Un premier janvier 2026 passé dans la contemplation, entre la fatigue émotionnelle et la gratitude pour les petites choses : une jeune médecin pakistanaise partage une journée ordinaire, marquée par le deuil professionnel et la recherche d’un peu de paix intérieure.
Assise dans le calme d’une bibliothèque, l’un de ses lieux préférés, Damane Zehra, résidente en radio-oncologie au Pakistan, se laisse envahir par ses pensées. Loin des rétrospectives habituelles sur l’année écoulée, elle préfère se concentrer sur l’instant présent, sur cette journée du 1er janvier 2026 qui commence.
Elle avoue ne pas être naturellement portée vers l’optimisme.
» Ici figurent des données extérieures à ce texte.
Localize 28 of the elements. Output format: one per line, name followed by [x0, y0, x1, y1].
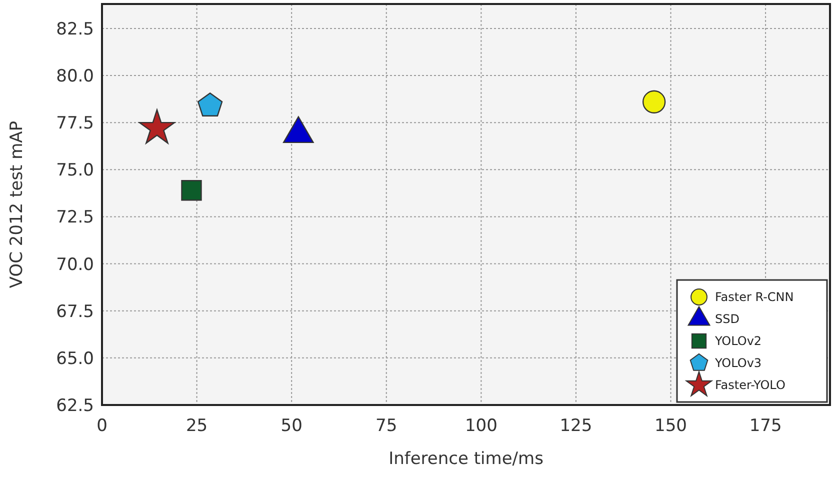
y-tick-label: 75.0: [56, 160, 94, 181]
x-tick-label: 175: [749, 416, 782, 436]
x-tick-label: 100: [464, 416, 498, 436]
legend-label: YOLOv2: [714, 334, 762, 348]
legend-label: SSD: [715, 312, 740, 326]
x-tick-label: 150: [654, 416, 687, 436]
y-tick-label: 65.0: [56, 348, 94, 369]
y-axis-title: VOC 2012 test mAP: [7, 120, 27, 288]
legend-label: Faster-YOLO: [715, 378, 786, 392]
x-tick-label: 75: [376, 416, 398, 436]
point: [138, 109, 176, 144]
legend-label: Faster R-CNN: [715, 290, 794, 304]
y-tick-label: 72.5: [56, 208, 94, 228]
point: [197, 92, 223, 116]
y-tick-label: 80.0: [56, 66, 94, 86]
y-tick-label: 62.5: [56, 396, 94, 416]
x-tick-label: 25: [186, 416, 208, 436]
legend-label: YOLOv3: [714, 356, 762, 370]
y-tick-label: 70.0: [56, 254, 94, 275]
point: [642, 90, 666, 114]
x-tick-label: 50: [280, 416, 302, 436]
x-tick-label: 125: [560, 416, 592, 436]
y-tick-label: 82.5: [56, 19, 94, 40]
x-tick-label: 0: [96, 416, 108, 436]
x-axis-title: Inference time/ms: [388, 449, 544, 469]
y-tick-label: 77.5: [56, 114, 94, 134]
point: [181, 180, 202, 201]
y-tick-label: 67.5: [56, 302, 94, 322]
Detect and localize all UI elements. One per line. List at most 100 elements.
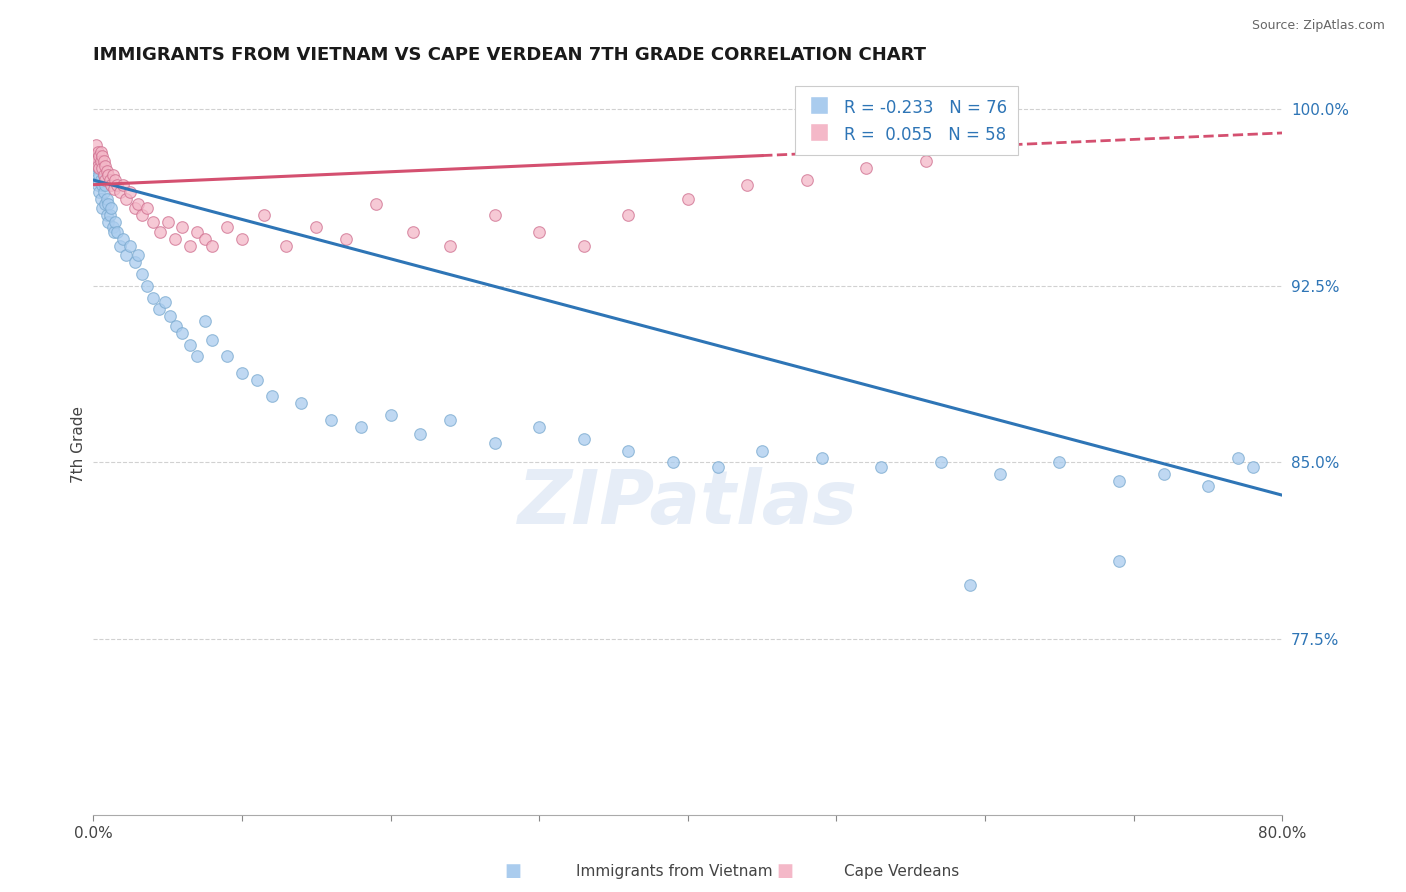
- Point: [260, 389, 283, 403]
- Point: [127, 248, 149, 262]
- Point: [83, 161, 105, 176]
- Point: [527, 225, 550, 239]
- Point: [929, 455, 952, 469]
- Point: [135, 278, 157, 293]
- Point: [149, 225, 172, 239]
- Point: [103, 225, 125, 239]
- Point: [93, 168, 115, 182]
- Point: [105, 178, 128, 192]
- Point: [179, 337, 201, 351]
- Point: [111, 232, 134, 246]
- Point: [96, 208, 118, 222]
- Point: [108, 185, 131, 199]
- Point: [90, 192, 112, 206]
- Point: [84, 173, 107, 187]
- Point: [98, 173, 121, 187]
- Point: [165, 318, 187, 333]
- Point: [1153, 467, 1175, 481]
- Point: [484, 208, 506, 222]
- Text: Immigrants from Vietnam: Immigrants from Vietnam: [576, 864, 773, 879]
- Point: [90, 154, 112, 169]
- Point: [350, 420, 373, 434]
- Point: [90, 161, 112, 176]
- Point: [86, 161, 108, 176]
- Point: [706, 460, 728, 475]
- Point: [527, 420, 550, 434]
- Point: [142, 291, 165, 305]
- Point: [186, 350, 208, 364]
- Point: [572, 432, 595, 446]
- Point: [89, 168, 111, 182]
- Point: [305, 220, 328, 235]
- Point: [90, 173, 112, 187]
- Point: [676, 192, 699, 206]
- Text: ■: ■: [505, 862, 522, 880]
- Point: [870, 460, 893, 475]
- Point: [290, 396, 312, 410]
- Point: [84, 154, 107, 169]
- Point: [100, 178, 122, 192]
- Point: [572, 239, 595, 253]
- Point: [1226, 450, 1249, 465]
- Point: [97, 215, 120, 229]
- Point: [153, 295, 176, 310]
- Point: [1241, 460, 1264, 475]
- Point: [93, 154, 115, 169]
- Point: [135, 201, 157, 215]
- Point: [94, 159, 117, 173]
- Text: IMMIGRANTS FROM VIETNAM VS CAPE VERDEAN 7TH GRADE CORRELATION CHART: IMMIGRANTS FROM VIETNAM VS CAPE VERDEAN …: [93, 46, 927, 64]
- Point: [855, 161, 877, 176]
- Point: [91, 161, 114, 176]
- Point: [86, 149, 108, 163]
- Point: [662, 455, 685, 469]
- Point: [104, 215, 127, 229]
- Point: [94, 173, 117, 187]
- Point: [104, 173, 127, 187]
- Point: [319, 413, 342, 427]
- Point: [131, 267, 153, 281]
- Point: [215, 350, 238, 364]
- Point: [253, 208, 276, 222]
- Point: [89, 154, 111, 169]
- Point: [124, 255, 146, 269]
- Point: [1108, 554, 1130, 568]
- Point: [201, 239, 224, 253]
- Point: [439, 239, 461, 253]
- Point: [101, 168, 124, 182]
- Point: [231, 366, 253, 380]
- Point: [335, 232, 357, 246]
- Point: [93, 185, 115, 199]
- Point: [186, 225, 208, 239]
- Point: [98, 208, 121, 222]
- Point: [131, 208, 153, 222]
- Point: [737, 178, 759, 192]
- Point: [194, 232, 217, 246]
- Point: [231, 232, 253, 246]
- Text: Cape Verdeans: Cape Verdeans: [844, 864, 959, 879]
- Point: [156, 215, 179, 229]
- Point: [364, 196, 387, 211]
- Point: [103, 182, 125, 196]
- Text: ZIPatlas: ZIPatlas: [517, 467, 858, 541]
- Y-axis label: 7th Grade: 7th Grade: [72, 406, 86, 483]
- Point: [201, 333, 224, 347]
- Point: [172, 220, 194, 235]
- Point: [91, 201, 114, 215]
- Point: [84, 137, 107, 152]
- Legend: R = -0.233   N = 76, R =  0.055   N = 58: R = -0.233 N = 76, R = 0.055 N = 58: [796, 87, 1018, 155]
- Point: [124, 201, 146, 215]
- Point: [276, 239, 298, 253]
- Point: [91, 178, 114, 192]
- Text: Source: ZipAtlas.com: Source: ZipAtlas.com: [1251, 19, 1385, 31]
- Point: [172, 326, 194, 340]
- Point: [120, 239, 142, 253]
- Point: [100, 201, 122, 215]
- Point: [86, 159, 108, 173]
- Point: [101, 220, 124, 235]
- Point: [959, 577, 981, 591]
- Point: [83, 149, 105, 163]
- Point: [105, 225, 128, 239]
- Point: [84, 154, 107, 169]
- Point: [93, 168, 115, 182]
- Point: [751, 443, 773, 458]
Si elle encourage la positivité chez ses patients, conseille ses amis et tente d’apaiser les tensions familiales, elle reconnaît ressentir souvent le contraire en elle-même. Son enfance, marquée par une joie rare et éphémère, l’a rendue sensible à la déception et à la tristesse. Même les réussites ne lui procurent pas le même bonheur que celles de ses pairs.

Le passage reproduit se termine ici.